In recent weeks, a Colombian news network, C&M, released videos of former Colombian president, Alvaro Uribe, addressing a group of Venezuelan opposition leaders at a meeting organized by Uribe supporters in Colombia. See report.
The video shows Uribe attacking Colombia’s current president, Juan Manual Santos for establishing good relations with Venezuela and urging the Venezuelan opponents of President Hugo Chavez to attack Santos and otherwise try to undermine Venezuelan-Colombian relations.
Meanwhile, Colombia’s former president is himself under investigation in Colombia for using advanced surveillance technology supplied to his DAS security department by the U.S. Embassy to surveil members of opposition parties, prosecutors and judges of Colombia’s Supreme Court. The entire DAS Department has since been abolished by the current president, Santos.
The last head of the DAS agency under Uribe’s administration, Maria Pilar Hurtado, is now being sought through extradition proceedings from Panama for the massive wiretapping scandal. Uribe previously urged her to flee to avoid Santos’s prosecution of the scandal and requested that Panama grant her asylum. Panama, which then granted the DAS leader’s asylum request, has not yet responded to Colombia’s demand for her return. A number of former DAS employees have already been convicted by Colombia’s courts for their illegal undercover surveillance efforts and other criminal acts.
Uribe’s first DAS director, Jorge Noguera Cotes, was convicted in September, 2011, of homicide and conspiracy in connection with the death squad murder of Colombian human rights activist and sociologist professor, Correa de Andreis, who had led an investigation into illegal land expropriation in Colombia.

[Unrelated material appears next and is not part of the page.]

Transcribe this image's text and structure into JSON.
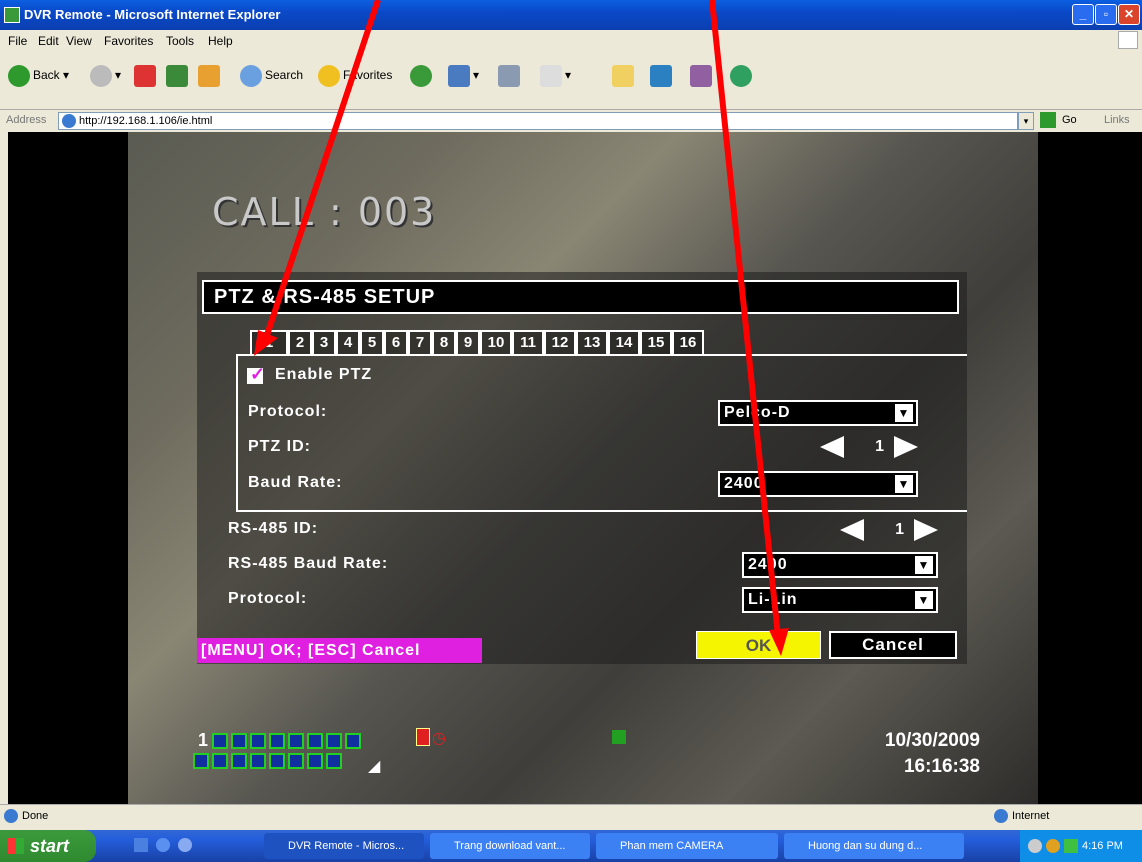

A number of other DAS secret police officials have been convicted or are under prosecution for participation in DAS’s illegal wiretapping scheme. Uribe recently visited his ex chief of staff, Bernard Moreno, in jail where he is awaiting trial in connection with the illegal wiretapping.

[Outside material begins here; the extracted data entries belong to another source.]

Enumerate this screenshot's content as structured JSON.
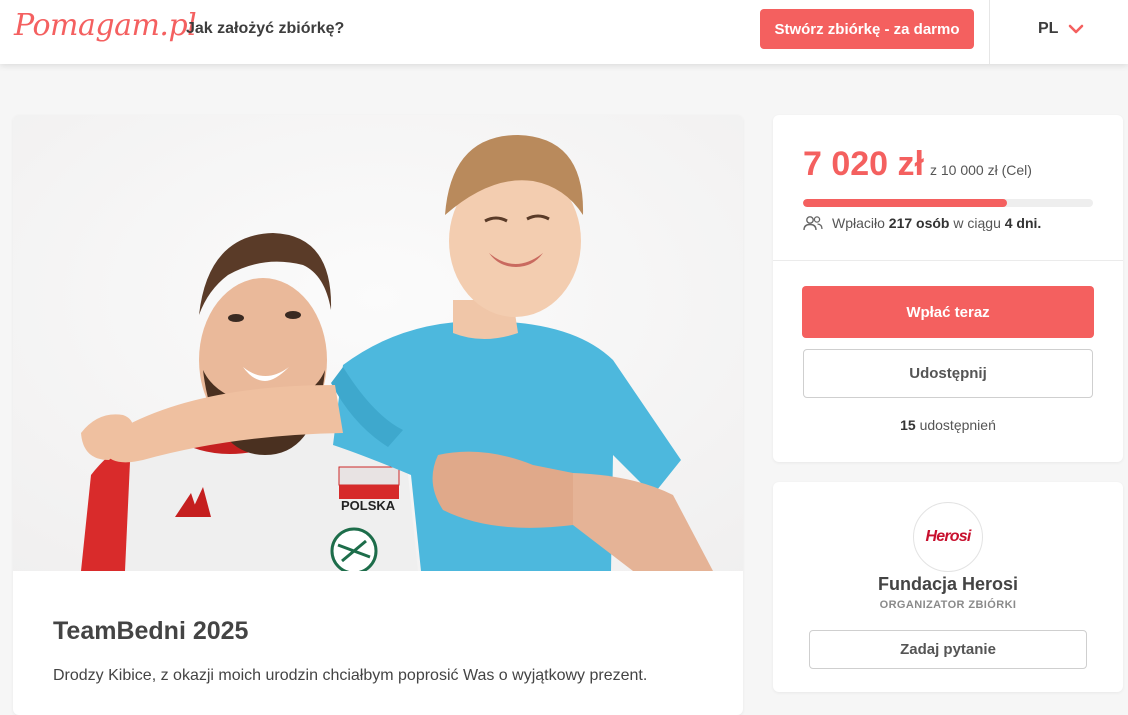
{
  "header": {
    "logo": "Pomagam.pl",
    "how_to_link": "Jak założyć zbiórkę?",
    "create_button": "Stwórz zbiórkę - za darmo",
    "language": "PL"
  },
  "campaign": {
    "title": "TeamBedni 2025",
    "description": "Drodzy Kibice, z okazji moich urodzin chciałbym poprosić Was o wyjątkowy prezent.",
    "photo_jersey_text": "POLSKA"
  },
  "donation": {
    "raised": "7 020 zł",
    "goal": "z 10 000 zł (Cel)",
    "progress_fraction": 0.702,
    "donors_prefix": "Wpłaciło",
    "donors_count": "217 osób",
    "donors_mid": "w ciągu",
    "days": "4 dni.",
    "pay_button": "Wpłać teraz",
    "share_button": "Udostępnij",
    "shares_count": "15",
    "shares_label": "udostępnień"
  },
  "organizer": {
    "logo_text": "Herosi",
    "name": "Fundacja Herosi",
    "role": "ORGANIZATOR ZBIÓRKI",
    "ask_button": "Zadaj pytanie"
  },
  "colors": {
    "accent": "#f4605f",
    "background": "#f6f6f6"
  },
  "icons": [
    "chevron-down-icon",
    "people-icon"
  ]
}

But, not content with merely directing Venezuelan opposition leaders to subvert the new Colombia-Venezuelan cooperative relationship, Uribe is now attempting to place another of his former presidential chiefs of staff, Jose Obdulio Gaviria , a cousin of slain drug lord Pablo Escobar and one of Uribe's closest allies, in the center of Caracas to provide “security assistance” to the oppositionist mayor of the town of Chacao.
Chacao is an upper class, oppositionist stronghold in Caracas, whose former mayor, Leopoldo Lopez Lopez, is now running against President Chavez in the 2012 presidential election. Uribe's agent, Gaviria has been accused in Colombia of “masterminding the illegal wiretapping plot" and “meeting with paramilitary representatives inside the presidential palace” while serving under Uribe.
President Chavez has responded by stating that Uribe’s former chief of staff, Gaviria, will not be permitted to enter Venezuela.
Since Chavez’s election to the presidency in Venezuela in 1998, the U.S. has consistently increased its funding for opposition groups in Venezuela, provided them with money and assistance with their unsuccessful coup of 2002, and has conducted a massive international publicity campaign to demonize President Chavez and his socialist government. (See the works of Eva Golinger documenting U.S. funding of the Venezuelan opposition at: www.chavezcode.com/)
Colombia’s former president, Uribe, has been a long time ally of the U.S. and an opponent of Venezuela’s Chavez, causing a complete rupture of economic relations between the two countries and almost bringing them to the point of war following Uribe’s illegal invasion and bombing of a FARC hostage negotiator inside the country of Ecuador in 2008.
It is a hopeful sign that Colombia's current president, Juan Santos, has not only refused to bow to Uribe's demands that he resume the fractious relations with Venezuela that Uribe pursued, but is likewise pressing prosecution of Uribe allies that were involved in illegal wiretapping and relations with the right wing paramilitary organizations that were used by the big corporations to murder and terrorize Colombia's small farmers so they could expropriate their land. It is also clear that President Santos is refusing to aid former President Uribe's and American efforts to destablize the Chavez government preparatory to the 2012 presidential election.